一人ひとり、いやいやながらでなく、強いられてでもなく、心で決めたとおりにしなさい

静まりの時 第二コリント9・6~15
日付:2023年11月11日(土)

「一人ひとり、いやいやながらでなく、強いられてでもなく、心で決めたとおりにしなさい。神は、喜んで与える人を愛してくださるのです。」(7)

 「祝福の贈り物」(5)をあらかじめ用意しておいてもらう必要を感じたパウロが、そのための勧め、依頼をしています。
 祝福の贈り物、すなわち施しは、いやいやながらでなく、また強いられてでもなく、心で決めたとおりにしなさい、と言われています。
 いやいやながらでなく、また強いられてでもなく、献げる、ということをどうすればできるでしょうか。それは、自分で決めたとおりにする、ことによって可能となる、ということだと思います。
 自分で決める、ということは、自分以外のものによって左右されない、影響されない、ということでしょう。署名のお願いのなかで、ときおり募金も募集される場合があります。署名もそうですが、寄附をするかしないかは自由です。その金額も自由なはずです。自分で決めればよいのです。しかしそこに自分の名前を書き、そしてその横に金額を書く、という場合、多くの場合は、先に書いた人の金額を書くのではないでしょうか。それは、自分で決める、ということにちょっとなっていないように思います。
 自分で決めるということは、案外難しいものです。何にも影響されず、ただ神さまの前に金額を決める、ということは、たった一人になって神さまの前に祈ることによってのみ可能なのだと思いますし、そこで決めた金額が、神さま以外に知られることがない、という安心感があってはじめて可能となることなのだと思います。
 募金や献金、施し、というものが、健やかになされるためには、匿名性も大切だと思いますし、またその場その場で決めるのではなく、神さまとの間で前もって決定しておく、ということがどうしても大切になってくるのだと思います。

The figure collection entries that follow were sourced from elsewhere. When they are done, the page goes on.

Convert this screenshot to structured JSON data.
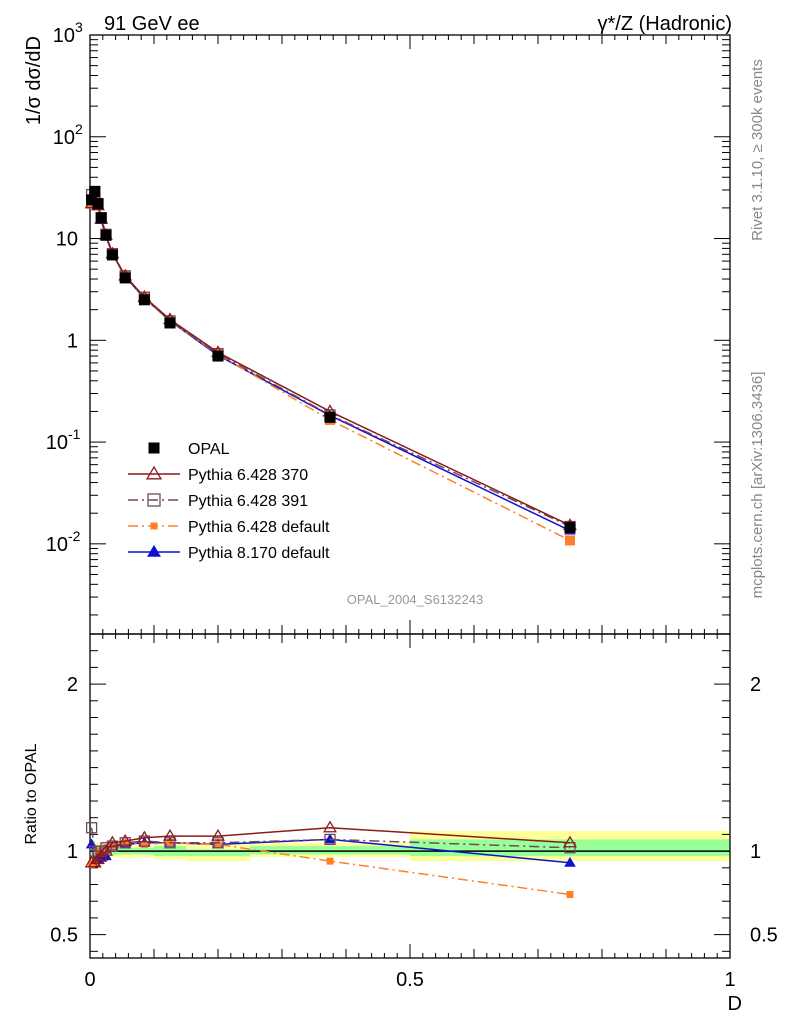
{
  "header": {
    "left": "91 GeV ee",
    "right": "γ*/Z (Hadronic)"
  },
  "side": {
    "rivet": "Rivet 3.1.10, ≥ 300k events",
    "mcplots": "mcplots.cern.ch [arXiv:1306.3436]"
  },
  "watermark": "OPAL_2004_S6132243",
  "chart_data": [
    {
      "type": "line",
      "title": "91 GeV ee",
      "ylabel": "1/σ dσ/dD",
      "yscale": "log",
      "ylim": [
        0.0013,
        1000
      ],
      "xlim": [
        0,
        1
      ],
      "ytick_labels": [
        "10^-2",
        "10^-1",
        "1",
        "10",
        "10^2",
        "10^3"
      ],
      "x": [
        0.0025,
        0.0075,
        0.0125,
        0.0175,
        0.025,
        0.035,
        0.055,
        0.085,
        0.125,
        0.2,
        0.375,
        0.75
      ],
      "series": [
        {
          "name": "OPAL",
          "color": "#000000",
          "marker": "filled-square",
          "values": [
            24,
            29,
            22,
            16,
            10.8,
            6.9,
            4.1,
            2.5,
            1.48,
            0.7,
            0.175,
            0.0145
          ]
        },
        {
          "name": "Pythia 6.428 370",
          "color": "#8b1a1a",
          "marker": "open-triangle",
          "dash": "solid",
          "values": [
            22,
            27,
            21,
            15.5,
            10.8,
            7.1,
            4.3,
            2.65,
            1.6,
            0.76,
            0.2,
            0.0152
          ]
        },
        {
          "name": "Pythia 6.428 391",
          "color": "#6e4a5a",
          "marker": "open-square",
          "dash": "dash-dot",
          "values": [
            27,
            29,
            22,
            16,
            11,
            7.1,
            4.3,
            2.65,
            1.55,
            0.74,
            0.185,
            0.0148
          ]
        },
        {
          "name": "Pythia 6.428 default",
          "color": "#ff7f2a",
          "marker": "filled-square",
          "dash": "dash-dot",
          "values": [
            22,
            27,
            22,
            16,
            11,
            7.1,
            4.3,
            2.6,
            1.55,
            0.73,
            0.165,
            0.0108
          ]
        },
        {
          "name": "Pythia 8.170 default",
          "color": "#1010d0",
          "marker": "filled-triangle",
          "dash": "solid",
          "values": [
            25,
            27,
            21,
            15.2,
            10.4,
            7.1,
            4.2,
            2.6,
            1.55,
            0.71,
            0.183,
            0.0135
          ]
        }
      ],
      "legend_position": "bottom-left"
    },
    {
      "type": "line",
      "ylabel": "Ratio to OPAL",
      "xlabel": "D",
      "ylim": [
        0.36,
        2.3
      ],
      "xlim": [
        0,
        1
      ],
      "ytick_labels": [
        "0.5",
        "1",
        "2"
      ],
      "xtick_labels": [
        "0",
        "0.5",
        "1"
      ],
      "x": [
        0.0025,
        0.0075,
        0.0125,
        0.0175,
        0.025,
        0.035,
        0.055,
        0.085,
        0.125,
        0.2,
        0.375,
        0.75
      ],
      "bins": [
        [
          0,
          0.005
        ],
        [
          0.005,
          0.01
        ],
        [
          0.01,
          0.015
        ],
        [
          0.015,
          0.02
        ],
        [
          0.02,
          0.03
        ],
        [
          0.03,
          0.04
        ],
        [
          0.04,
          0.07
        ],
        [
          0.07,
          0.1
        ],
        [
          0.1,
          0.15
        ],
        [
          0.15,
          0.25
        ],
        [
          0.25,
          0.5
        ],
        [
          0.5,
          1
        ]
      ],
      "band_green": [
        [
          0.96,
          1.04
        ],
        [
          0.97,
          1.03
        ],
        [
          0.97,
          1.03
        ],
        [
          0.97,
          1.03
        ],
        [
          0.975,
          1.025
        ],
        [
          0.975,
          1.025
        ],
        [
          0.98,
          1.02
        ],
        [
          0.98,
          1.02
        ],
        [
          0.97,
          1.03
        ],
        [
          0.97,
          1.01
        ],
        [
          0.98,
          1.03
        ],
        [
          0.97,
          1.07
        ]
      ],
      "band_yellow": [
        [
          0.93,
          1.07
        ],
        [
          0.95,
          1.05
        ],
        [
          0.95,
          1.05
        ],
        [
          0.95,
          1.05
        ],
        [
          0.96,
          1.04
        ],
        [
          0.96,
          1.04
        ],
        [
          0.96,
          1.04
        ],
        [
          0.965,
          1.035
        ],
        [
          0.95,
          1.05
        ],
        [
          0.94,
          1.04
        ],
        [
          0.965,
          1.05
        ],
        [
          0.94,
          1.12
        ]
      ],
      "series": [
        {
          "name": "Pythia 6.428 370",
          "color": "#8b1a1a",
          "marker": "open-triangle",
          "dash": "solid",
          "values": [
            0.93,
            0.93,
            0.95,
            0.97,
            1.0,
            1.05,
            1.06,
            1.08,
            1.09,
            1.09,
            1.14,
            1.05
          ]
        },
        {
          "name": "Pythia 6.428 391",
          "color": "#6e4a5a",
          "marker": "open-square",
          "dash": "dash-dot",
          "values": [
            1.14,
            1.0,
            1.0,
            1.0,
            1.02,
            1.03,
            1.05,
            1.06,
            1.05,
            1.05,
            1.07,
            1.02
          ]
        },
        {
          "name": "Pythia 6.428 default",
          "color": "#ff7f2a",
          "marker": "filled-square",
          "dash": "dash-dot",
          "values": [
            0.92,
            0.93,
            1.0,
            1.0,
            1.02,
            1.03,
            1.05,
            1.04,
            1.05,
            1.04,
            0.94,
            0.74
          ]
        },
        {
          "name": "Pythia 8.170 default",
          "color": "#1010d0",
          "marker": "filled-triangle",
          "dash": "solid",
          "values": [
            1.04,
            0.93,
            0.95,
            0.96,
            0.97,
            1.03,
            1.04,
            1.05,
            1.05,
            1.04,
            1.07,
            0.93
          ]
        }
      ]
    }
  ]
}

 そのようにして献げられるところに喜びがあるのだと思います。そしてそのように喜びをもって献げる人を、神さまは愛してくださる、と聖書は語ります。
 もちろん、誰を愛して、誰を愛さない、などと言うことは、神さまにおいてはありません。神さまはすべての人を愛してくださっています。しかしこのように書かれているのは、神さまの愛が留まっているところ、というのは、どういう所であるのか、を語ろうとしているのだと思います。
 何にも左右されず、ただ神さまの前に心を定めることが、信仰生活なのですから、そのような人のところに、自由と喜びがあるのは確かなことだと思います。神さまの愛を、より深く感じ、受け止めている人、ということが出来るのではないか、と思います。

「そして彼らは、あなたがたのために祈るとき、あなたがたに与えられた、神のこの上なく豊かな恵みのゆえに、あなたがたを慕うようになります。」(14)

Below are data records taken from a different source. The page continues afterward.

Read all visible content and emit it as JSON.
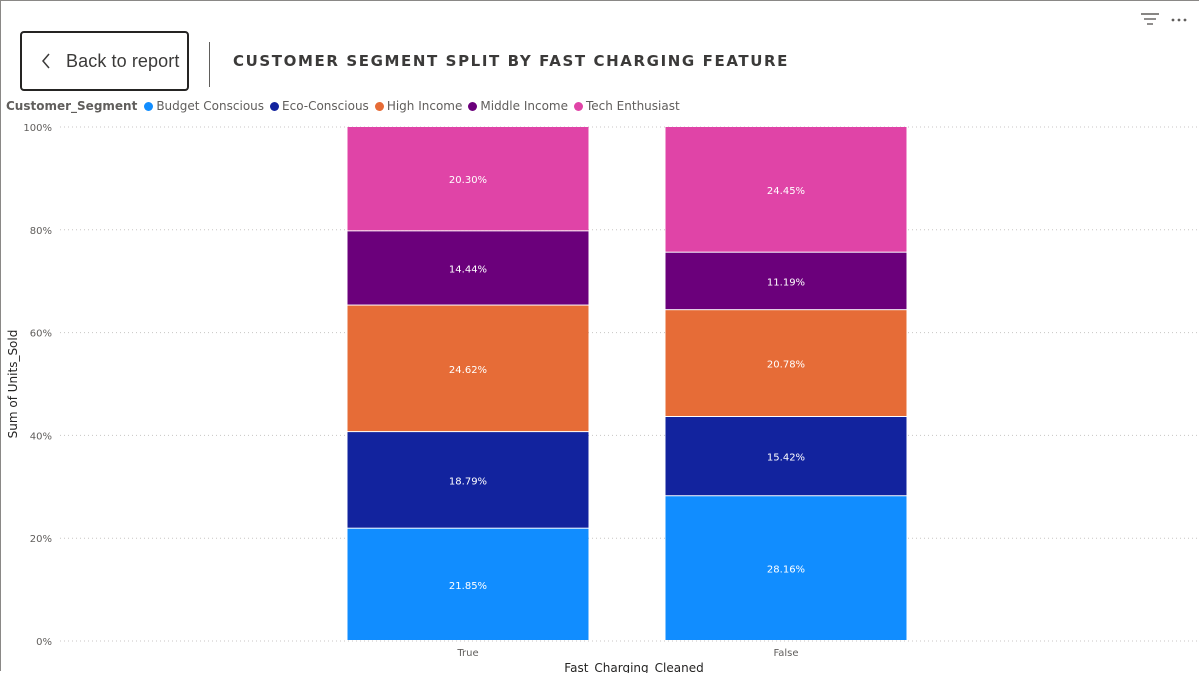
{
  "header": {
    "back_label": "Back to report",
    "title": "CUSTOMER SEGMENT SPLIT BY FAST CHARGING FEATURE"
  },
  "toolbar": {
    "filter_icon": "filter-icon",
    "more_icon": "more-options-icon"
  },
  "legend": {
    "title": "Customer_Segment",
    "items": [
      {
        "name": "Budget Conscious",
        "color": "#118DFF"
      },
      {
        "name": "Eco-Conscious",
        "color": "#12239E"
      },
      {
        "name": "High Income",
        "color": "#E66C37"
      },
      {
        "name": "Middle Income",
        "color": "#6B007B"
      },
      {
        "name": "Tech Enthusiast",
        "color": "#E044A7"
      }
    ]
  },
  "chart_data": {
    "type": "bar",
    "stacked": "100%",
    "categories": [
      "True",
      "False"
    ],
    "xlabel": "Fast_Charging_Cleaned",
    "ylabel": "Sum of Units_Sold",
    "ylim": [
      0,
      100
    ],
    "yticks": [
      "0%",
      "20%",
      "40%",
      "60%",
      "80%",
      "100%"
    ],
    "grid": true,
    "legend_position": "top-left",
    "series": [
      {
        "name": "Budget Conscious",
        "color": "#118DFF",
        "values": [
          21.85,
          28.16
        ],
        "labels": [
          "21.85%",
          "28.16%"
        ]
      },
      {
        "name": "Eco-Conscious",
        "color": "#12239E",
        "values": [
          18.79,
          15.42
        ],
        "labels": [
          "18.79%",
          "15.42%"
        ]
      },
      {
        "name": "High Income",
        "color": "#E66C37",
        "values": [
          24.62,
          20.78
        ],
        "labels": [
          "24.62%",
          "20.78%"
        ]
      },
      {
        "name": "Middle Income",
        "color": "#6B007B",
        "values": [
          14.44,
          11.19
        ],
        "labels": [
          "14.44%",
          "11.19%"
        ]
      },
      {
        "name": "Tech Enthusiast",
        "color": "#E044A7",
        "values": [
          20.3,
          24.45
        ],
        "labels": [
          "20.30%",
          "24.45%"
        ]
      }
    ]
  }
}
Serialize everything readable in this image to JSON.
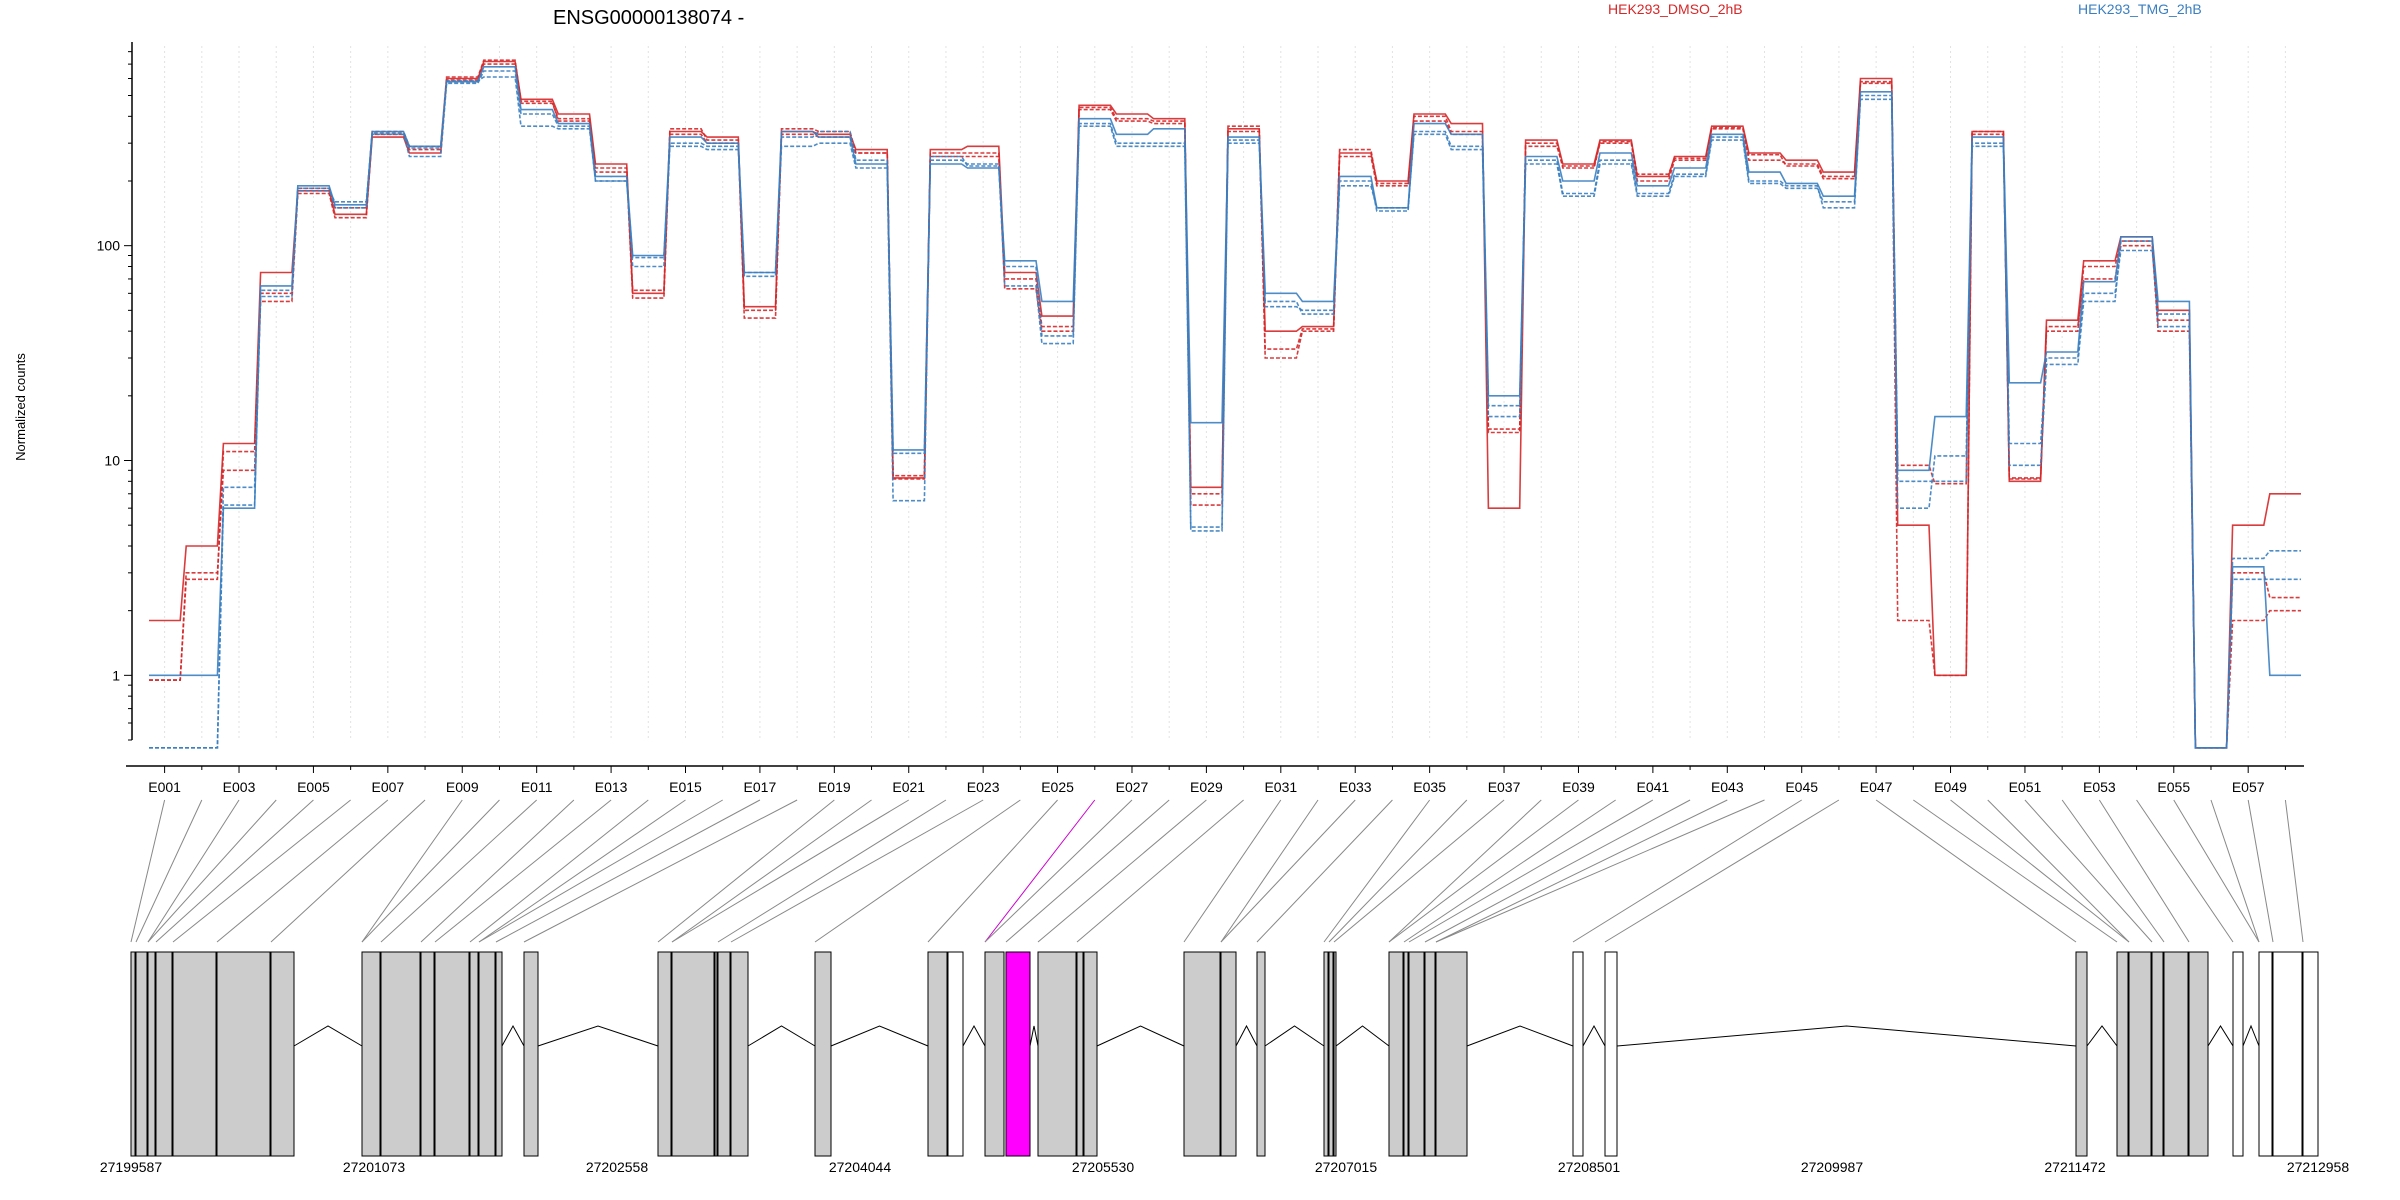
{
  "chart_data": {
    "type": "line",
    "title": "ENSG00000138074 -",
    "ylabel": "Normalized counts",
    "yscale": "log",
    "ylim": [
      0.5,
      850
    ],
    "yticks": [
      1,
      10,
      100
    ],
    "ytick_labels": [
      "1",
      "10",
      "100"
    ],
    "grid": "vertical dotted",
    "legend": [
      {
        "name": "HEK293_DMSO_2hB",
        "color": "#d62728"
      },
      {
        "name": "HEK293_TMG_2hB",
        "color": "#3a7fc1"
      }
    ],
    "legend_placement": "top-right",
    "exons": [
      "E001",
      "E002",
      "E003",
      "E004",
      "E005",
      "E006",
      "E007",
      "E008",
      "E009",
      "E010",
      "E011",
      "E012",
      "E013",
      "E014",
      "E015",
      "E016",
      "E017",
      "E018",
      "E019",
      "E020",
      "E021",
      "E022",
      "E023",
      "E024",
      "E025",
      "E026",
      "E027",
      "E028",
      "E029",
      "E030",
      "E031",
      "E032",
      "E033",
      "E034",
      "E035",
      "E036",
      "E037",
      "E038",
      "E039",
      "E040",
      "E041",
      "E042",
      "E043",
      "E044",
      "E045",
      "E046",
      "E047",
      "E048",
      "E049",
      "E050",
      "E051",
      "E052",
      "E053",
      "E054",
      "E055",
      "E056",
      "E057",
      "E058"
    ],
    "exon_tick_labels": [
      "E001",
      "E003",
      "E005",
      "E007",
      "E009",
      "E011",
      "E013",
      "E015",
      "E017",
      "E019",
      "E021",
      "E023",
      "E025",
      "E027",
      "E029",
      "E031",
      "E033",
      "E035",
      "E037",
      "E039",
      "E041",
      "E043",
      "E045",
      "E047",
      "E049",
      "E051",
      "E053",
      "E055",
      "E057"
    ],
    "highlight_exon": "E026",
    "series": [
      {
        "name": "HEK293_DMSO_2hB",
        "color": "#d62728",
        "values": [
          1.8,
          4.0,
          12,
          75,
          180,
          140,
          320,
          270,
          600,
          720,
          480,
          410,
          240,
          60,
          340,
          320,
          52,
          340,
          330,
          280,
          8.3,
          280,
          290,
          75,
          47,
          450,
          410,
          390,
          7.5,
          350,
          40,
          42,
          270,
          200,
          410,
          370,
          6.0,
          310,
          240,
          310,
          210,
          260,
          360,
          270,
          250,
          220,
          600,
          5.0,
          1.0,
          340,
          8.0,
          45,
          85,
          110,
          50,
          0.46,
          5.0,
          7.0
        ]
      },
      {
        "name": "HEK293_DMSO_2hB",
        "color": "#d62728",
        "values": [
          0.95,
          3.0,
          9.0,
          55,
          175,
          135,
          330,
          280,
          590,
          700,
          460,
          390,
          220,
          57,
          330,
          300,
          46,
          330,
          320,
          270,
          8.5,
          270,
          270,
          63,
          40,
          430,
          380,
          370,
          6.2,
          340,
          33,
          41,
          260,
          190,
          400,
          340,
          14,
          300,
          230,
          300,
          200,
          250,
          350,
          250,
          240,
          210,
          580,
          1.8,
          1.0,
          330,
          8.3,
          40,
          80,
          105,
          45,
          0.46,
          1.8,
          2.0
        ]
      },
      {
        "name": "HEK293_DMSO_2hB",
        "color": "#d62728",
        "values": [
          0.95,
          2.8,
          11,
          60,
          185,
          150,
          340,
          290,
          610,
          730,
          470,
          380,
          230,
          62,
          350,
          310,
          50,
          350,
          340,
          270,
          8.2,
          260,
          260,
          70,
          42,
          440,
          390,
          380,
          7.0,
          360,
          30,
          40,
          280,
          195,
          380,
          330,
          13.5,
          290,
          235,
          305,
          215,
          255,
          355,
          265,
          235,
          205,
          570,
          9.5,
          7.8,
          340,
          8.2,
          42,
          70,
          100,
          40,
          0.46,
          3.0,
          2.3
        ]
      },
      {
        "name": "HEK293_TMG_2hB",
        "color": "#3a7fc1",
        "values": [
          1.0,
          1.0,
          6.0,
          65,
          190,
          155,
          340,
          290,
          580,
          680,
          430,
          370,
          210,
          90,
          320,
          300,
          75,
          340,
          320,
          240,
          11.2,
          240,
          230,
          85,
          55,
          390,
          330,
          350,
          15,
          320,
          60,
          55,
          210,
          150,
          370,
          330,
          20,
          260,
          200,
          270,
          190,
          230,
          330,
          220,
          195,
          170,
          520,
          9.0,
          16,
          320,
          23,
          32,
          68,
          110,
          55,
          0.46,
          3.2,
          1.0
        ]
      },
      {
        "name": "HEK293_TMG_2hB",
        "color": "#3a7fc1",
        "values": [
          0.46,
          0.46,
          6.2,
          58,
          185,
          150,
          330,
          260,
          570,
          650,
          410,
          360,
          200,
          88,
          300,
          290,
          75,
          320,
          340,
          250,
          10.8,
          250,
          240,
          80,
          38,
          370,
          300,
          300,
          4.7,
          310,
          52,
          50,
          200,
          145,
          340,
          290,
          18,
          250,
          175,
          250,
          175,
          215,
          320,
          200,
          190,
          150,
          500,
          8.0,
          8.0,
          300,
          9.5,
          28,
          55,
          105,
          42,
          0.46,
          3.5,
          3.8
        ]
      },
      {
        "name": "HEK293_TMG_2hB",
        "color": "#3a7fc1",
        "values": [
          0.46,
          0.46,
          7.5,
          62,
          180,
          160,
          335,
          285,
          585,
          610,
          360,
          350,
          200,
          80,
          290,
          280,
          72,
          290,
          300,
          230,
          6.5,
          260,
          235,
          65,
          35,
          360,
          290,
          290,
          4.9,
          300,
          55,
          48,
          190,
          150,
          330,
          280,
          16,
          240,
          170,
          240,
          170,
          210,
          310,
          195,
          185,
          160,
          480,
          6.0,
          10.5,
          290,
          12,
          30,
          60,
          95,
          48,
          0.46,
          2.8,
          2.8
        ]
      }
    ]
  },
  "gene_model": {
    "coordinates": [
      "27199587",
      "27201073",
      "27202558",
      "27204044",
      "27205530",
      "27207015",
      "27208501",
      "27209987",
      "27211472",
      "27212958"
    ]
  }
}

 施しを受け取ることになった人たちが、自分たちに施しをしてくれた人たちを「慕うようになる」というのですが、これは考えても見れば当たり前のことのように思います。しかし聖書は、彼らが慕うようになるのは、自分たちに施しをしてくれたからではなく、「あなたがたに与えられた、神のこの上なく豊かな恵みのゆえ」に、あなたがたを慕うようになる、と語ります。
 献げ物を通して、そこに、献げるものに神さまが与えて下さったこの上なく豊かなめぐみを、受ける側が発見する。それゆえに、慕うようになる、というのです。
 ここには、施しを受ける側の信仰というか、覚悟が記されているように思います。献げられたものによって、それを献げた「人」を見るのではなく、そのようにしてくださった「神」を見るのです。そうして、今度は、その献げた人を「慕う」ということが起こる。慕うといっても、俗な意味ではなく、神さまの家族としての祈りの交わりが広がっていく、ということでしょう。

 人間は愛されることによって、喜びをいただきます。それとともに、誰かを愛することによっても、喜びをいただくように、神さまは人間を創造してくださいました。誰かにプレゼントをする、という喜びを人間は神さまからいただいているのです。その喜びが健やかなものとなるために、そしてその喜びが真実の喜びとなるために、献げる者も、それを受け取る者も、ともに信仰が必要なのです。あるいは愛が必要である、ということなのだと思います。